KPK Bantah Telah Mencekal Staf Khusus Ahok

Selasa, 05 April 2016 | 08:22 WIB
KPK Bantah Telah Mencekal Staf Khusus Ahok
Pelaksana Harian Kepala Biro Hubungan masyarakat KPK Yuyuk Andriati. [suara.com/Oke Atmaja]

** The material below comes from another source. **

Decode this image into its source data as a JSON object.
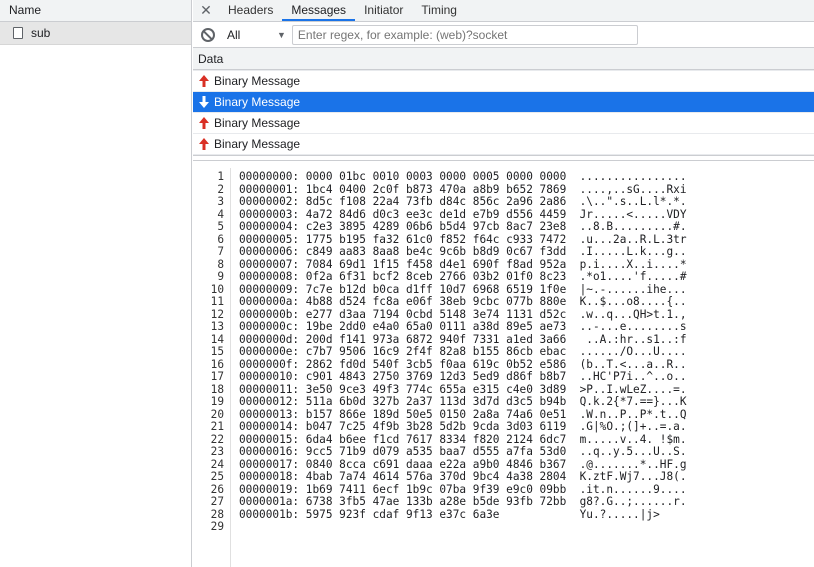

Follow Suara.com untuk mendapatkan informasi terkini. Klik WhatsApp Channel & Google News
Komisi Pemberantasan Korupsi (KPK) memberi klarifikasi mengenai pencegahan ke luar negari yang dimintakan ke Direktorat Jenderal Imigrasi Kementerian Hukum dan HAM dalam kasus dugaan ‎suap anggota DPRD terkait Rancangan Peraturan Daerah tentang Zonasi Wilayah Pesisir dan Pulau-Pulau Kecil Tahun 2015-2035 dan Raperda tentang Rencana Tata Ruang  Kawasan Strategis Pantai Jakarta Utara.
 
Menurut Pelaksana Harian Kepala Biro Hubungan masyarakat  KPK, Yuyuk Andriati, KPK hanya meminta pencegahan terhadap 2 orang, yakni Presiden Direktur PT. Agung Podomoro Land (Tbk), Arieswan Widjaja dan Chairman PT.Agung Sedayu, Sugiyanto Kusuma alias Aguan.
 
"Saya ingin memberikan info pencegahan, karena banyak simpang siur. Bahwa sampai saat ini KPK hanya cegah untuk dua nama. Pertama Sugiyanto Kusuma, kedua Ariesman yang pada Jumat lalu sudah menyerahkan diri ke KPK,"kata  Yuyuk di  Gedung KPK Jalan Rasuna Said, Jakarta Selatan, Senin (4/4/2016) malam.
 
Dia membantah kabar adanya pihak lain yang turut dicegah. Kabar yang beredar, seorang berinisial ST yang disebut-sebut Sunny Tanuwidjaja, staf khusus Gubernur DKI Jakarta, Basuki Tjahja Purnama atau Ahok.
 
"Tidak ada yang dicegah lagi, hanya ada dua nama‎," kata Yuyuk.
 
‎Sebelumnya, KPK menetapkan tiga orang sebagai tersangka kasus dugaan suap Raperda Zonasi Wilayah Pesisir dan Pulau-Pulau Kecil  Provinsi Jakarta dan Raperda tentang Rencana Tata Ruang  Kawasan Strategis Pantai Jakarta Utara.‎ Mereka adalah Ketua Komisi D DPRD DKI Jakarta Mohammad Sanusi, Personal Assistant PT. APL(Tbk) Trinanda Prihantoro, dan Presiden Direktur PT.APL(Tbk).Ariesman Widjaja.
 
Sanusi diduga menerima suap sebesar Rp2 miliar‎ dari PT.APL (Tbk)terkait dengan pembahasan Raperda tersebut.Disinyalir pembahasan itu mandeg salah satunya lantaran para perusahaan pengembang enggan membayar kewajiban 15 persen dari Nilai Jual Objek Pajak (NJOP) atas setiap pembuatan pulau kepada pemerintah. Kewajiban itu yang menjadi salah satu poin dalam draf Raperda RTR Kawasan Pesisir Pantai Utara Jakarta.
 
Para perusahaan sendiri ngotot menginginkan hanya 5 persen dari NJOP yang dibayarkan ke pemerintah. Ditengarai terjadi tarik-menarik yang alot antara perusahaan dan pembuat undang-undang mengenai hal itu sebelum raperda itu disahkan menjadi perda.
 
Adapun selaku penerima, Sanusi dijerat dengan Pasal 12 huruf a atau Pasal 12 huruf b atau Pasal 11 Undang-Undang Nomor 31 Tahun 1999 sebagaimana diubah dengan UU Nomor 20 tahun 2001 tentang Pemberantasan Tindak Pidana Korupsi (UU Tipikor) juncto Pasal 64 Ayat (1) KUHP.
 
‎Sedangkan Ariesman dan Trinanda selaku pemberi dikenakan Pasal 5 Ayat (1) huruf a atau Pasal 5 Ayat (1) huruf b atau Pasal 13 UU Tipikor jo Pasal 55 Ayat (1) kesatu KUHP jo Pasal 64 Ayat (1) KUHP‎.